TOUJOURS remplie des mêmes sentimens à notre égard, toujours disposée à rendre justice à Valmont, la Reine n'a vu qu'avec le plus sensible déplaisir son départ et le mien. Quelque désir qu'elle eût de me retenir auprès d'elle, quelque affligée qu'elle fût de cette nouvelle séparation, elle n'a pas cru devoir s'opposer à ce que j'accompagnasse mon mari dans son Gouvernement.

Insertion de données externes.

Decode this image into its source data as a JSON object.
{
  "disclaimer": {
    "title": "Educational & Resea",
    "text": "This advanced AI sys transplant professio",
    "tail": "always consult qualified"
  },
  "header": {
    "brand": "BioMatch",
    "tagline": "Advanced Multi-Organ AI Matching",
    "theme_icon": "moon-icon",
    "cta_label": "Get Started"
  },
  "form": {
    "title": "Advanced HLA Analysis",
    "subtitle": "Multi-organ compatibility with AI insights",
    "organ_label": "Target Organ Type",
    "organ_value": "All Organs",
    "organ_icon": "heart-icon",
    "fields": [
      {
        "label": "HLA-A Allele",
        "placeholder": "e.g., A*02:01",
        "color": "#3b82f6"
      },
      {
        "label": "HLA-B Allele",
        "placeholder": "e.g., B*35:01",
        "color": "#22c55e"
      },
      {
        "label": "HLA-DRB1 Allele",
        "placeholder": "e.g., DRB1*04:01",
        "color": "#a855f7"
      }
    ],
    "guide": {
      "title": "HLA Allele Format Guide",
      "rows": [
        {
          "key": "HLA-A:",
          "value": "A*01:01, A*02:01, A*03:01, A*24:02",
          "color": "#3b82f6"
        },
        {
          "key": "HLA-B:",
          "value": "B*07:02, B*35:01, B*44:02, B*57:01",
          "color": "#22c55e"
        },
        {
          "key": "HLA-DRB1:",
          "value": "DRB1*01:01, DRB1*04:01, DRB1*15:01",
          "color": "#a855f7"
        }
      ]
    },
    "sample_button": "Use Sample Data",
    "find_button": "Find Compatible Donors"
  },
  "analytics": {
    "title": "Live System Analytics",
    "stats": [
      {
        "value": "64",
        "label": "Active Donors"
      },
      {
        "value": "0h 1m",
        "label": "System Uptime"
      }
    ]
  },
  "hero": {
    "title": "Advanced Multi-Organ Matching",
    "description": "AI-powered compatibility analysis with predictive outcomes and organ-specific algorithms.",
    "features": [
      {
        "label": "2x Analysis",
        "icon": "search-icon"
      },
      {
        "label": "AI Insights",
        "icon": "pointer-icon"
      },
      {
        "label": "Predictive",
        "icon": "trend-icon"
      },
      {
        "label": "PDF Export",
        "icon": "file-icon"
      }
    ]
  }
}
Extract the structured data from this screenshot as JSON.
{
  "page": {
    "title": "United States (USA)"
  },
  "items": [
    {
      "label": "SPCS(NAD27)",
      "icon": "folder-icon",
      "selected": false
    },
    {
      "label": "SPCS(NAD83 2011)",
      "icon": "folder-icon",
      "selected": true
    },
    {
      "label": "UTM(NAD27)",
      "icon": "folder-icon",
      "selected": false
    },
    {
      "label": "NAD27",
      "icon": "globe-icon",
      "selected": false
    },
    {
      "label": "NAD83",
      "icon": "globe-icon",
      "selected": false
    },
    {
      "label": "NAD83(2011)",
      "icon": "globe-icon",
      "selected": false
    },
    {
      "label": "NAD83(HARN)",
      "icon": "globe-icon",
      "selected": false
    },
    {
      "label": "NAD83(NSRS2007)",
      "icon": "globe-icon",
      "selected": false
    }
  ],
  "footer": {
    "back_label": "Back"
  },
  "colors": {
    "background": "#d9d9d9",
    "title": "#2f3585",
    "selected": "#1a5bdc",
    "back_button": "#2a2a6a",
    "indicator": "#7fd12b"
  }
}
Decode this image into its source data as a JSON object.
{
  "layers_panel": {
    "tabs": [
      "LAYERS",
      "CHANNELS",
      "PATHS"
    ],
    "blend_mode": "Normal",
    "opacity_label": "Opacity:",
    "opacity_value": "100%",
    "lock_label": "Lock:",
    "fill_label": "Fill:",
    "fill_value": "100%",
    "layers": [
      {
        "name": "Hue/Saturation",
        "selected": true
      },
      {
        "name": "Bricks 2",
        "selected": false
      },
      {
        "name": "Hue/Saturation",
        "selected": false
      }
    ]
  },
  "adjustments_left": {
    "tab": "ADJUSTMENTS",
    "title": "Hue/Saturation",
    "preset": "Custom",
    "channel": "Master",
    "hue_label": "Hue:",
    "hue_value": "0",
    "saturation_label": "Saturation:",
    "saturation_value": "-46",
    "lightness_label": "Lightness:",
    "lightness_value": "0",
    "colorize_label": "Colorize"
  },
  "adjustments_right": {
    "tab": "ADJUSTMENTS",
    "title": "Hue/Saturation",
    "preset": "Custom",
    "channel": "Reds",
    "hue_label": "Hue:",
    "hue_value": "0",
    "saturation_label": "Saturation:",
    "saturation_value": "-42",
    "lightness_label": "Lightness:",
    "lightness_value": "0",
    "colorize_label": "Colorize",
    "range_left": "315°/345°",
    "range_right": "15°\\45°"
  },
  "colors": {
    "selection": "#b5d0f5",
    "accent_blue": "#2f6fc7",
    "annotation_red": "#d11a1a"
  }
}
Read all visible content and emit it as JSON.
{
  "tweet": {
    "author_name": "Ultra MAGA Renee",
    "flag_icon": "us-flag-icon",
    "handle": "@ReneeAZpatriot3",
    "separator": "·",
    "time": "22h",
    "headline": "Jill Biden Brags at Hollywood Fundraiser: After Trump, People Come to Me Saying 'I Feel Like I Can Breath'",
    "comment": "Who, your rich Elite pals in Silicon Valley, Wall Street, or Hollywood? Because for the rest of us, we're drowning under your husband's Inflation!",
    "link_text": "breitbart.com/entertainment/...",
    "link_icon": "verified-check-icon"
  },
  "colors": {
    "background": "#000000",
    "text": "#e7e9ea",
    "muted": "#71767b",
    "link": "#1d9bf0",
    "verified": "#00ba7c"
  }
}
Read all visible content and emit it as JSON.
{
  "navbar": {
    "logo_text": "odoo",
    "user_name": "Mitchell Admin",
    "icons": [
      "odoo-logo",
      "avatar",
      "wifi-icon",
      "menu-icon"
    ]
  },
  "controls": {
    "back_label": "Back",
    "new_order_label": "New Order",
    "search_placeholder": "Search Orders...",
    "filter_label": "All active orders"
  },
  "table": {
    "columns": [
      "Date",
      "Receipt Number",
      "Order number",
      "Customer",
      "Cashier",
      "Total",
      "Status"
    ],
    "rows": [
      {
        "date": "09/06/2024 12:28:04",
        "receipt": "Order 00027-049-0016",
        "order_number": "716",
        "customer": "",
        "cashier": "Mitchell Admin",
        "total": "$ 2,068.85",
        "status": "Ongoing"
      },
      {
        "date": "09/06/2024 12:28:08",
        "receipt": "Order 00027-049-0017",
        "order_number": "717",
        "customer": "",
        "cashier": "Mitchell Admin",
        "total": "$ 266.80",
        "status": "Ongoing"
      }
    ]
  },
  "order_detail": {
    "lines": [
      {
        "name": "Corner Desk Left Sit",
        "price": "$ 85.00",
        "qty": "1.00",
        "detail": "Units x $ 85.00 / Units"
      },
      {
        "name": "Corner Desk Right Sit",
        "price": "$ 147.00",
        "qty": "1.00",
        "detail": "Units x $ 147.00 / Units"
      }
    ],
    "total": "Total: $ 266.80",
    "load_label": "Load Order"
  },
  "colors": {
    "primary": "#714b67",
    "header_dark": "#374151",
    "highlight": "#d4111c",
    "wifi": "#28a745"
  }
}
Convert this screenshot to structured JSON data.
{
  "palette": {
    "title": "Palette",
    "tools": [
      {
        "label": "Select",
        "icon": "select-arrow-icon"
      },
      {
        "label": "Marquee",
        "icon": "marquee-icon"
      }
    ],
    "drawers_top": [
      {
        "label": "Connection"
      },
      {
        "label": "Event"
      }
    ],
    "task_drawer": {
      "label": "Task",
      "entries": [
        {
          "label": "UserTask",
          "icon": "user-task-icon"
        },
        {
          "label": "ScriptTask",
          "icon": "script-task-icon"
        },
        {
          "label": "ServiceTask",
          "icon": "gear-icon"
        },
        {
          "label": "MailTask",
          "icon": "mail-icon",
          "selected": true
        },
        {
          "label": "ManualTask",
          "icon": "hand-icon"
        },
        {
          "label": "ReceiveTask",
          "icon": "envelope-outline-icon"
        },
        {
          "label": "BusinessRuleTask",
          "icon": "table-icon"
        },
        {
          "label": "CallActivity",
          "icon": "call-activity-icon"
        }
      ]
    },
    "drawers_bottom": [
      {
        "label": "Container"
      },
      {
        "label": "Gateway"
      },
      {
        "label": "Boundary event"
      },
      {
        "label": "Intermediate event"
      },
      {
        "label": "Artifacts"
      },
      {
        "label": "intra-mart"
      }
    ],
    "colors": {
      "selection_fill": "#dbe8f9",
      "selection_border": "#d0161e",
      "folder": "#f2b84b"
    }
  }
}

Sa réputation l'avoit devancé ; la haute idée qu'on s'est faite de son équité, de sa sagesse, et de sa bonté, avoit prévenu presque tous les esprits en sa faveur. J'ai vu les coeurs voler au devant de lui ; j'ai vu la joie publique éclater par les plus vifs et les plus doux transports. Tout étoit prêt pour le recevoir; et malgré les précautions qu'il avoit prises pour cacher son arrivée, notre entrée a eu tout l'air d'un triomphe. La modestie de Valmont en a souffert; quant à moi, j'ai craint que la jalousie de ses ennemis n'en fût irritée, et ne lui fit un crime de l'amour qu'on lui témoigne ; j'avoue cependant que

ma tendresse pour lui s'en est trouvée si flattée, que je ne me fusse portée qu'avec peine à lui sauver ces marques d'estime et de bienveillance, si cela même eût été en mon pouvoir. Eh! qui les mérita mieux que lui? Déjà tous ses instans sont consacrés à des soins pénibles et au soulagement du peuple. A travers l'alégresse commune il a vu percer la misère. Il en gémit; il y cherche les plus puissans remèdes; occupé des besoins d'une infinité d'hommes, il ne lui reste pas le tems de penser à lui-même ; et sûre de son amour, je lui pardonne d'être si rarement occupé de moi.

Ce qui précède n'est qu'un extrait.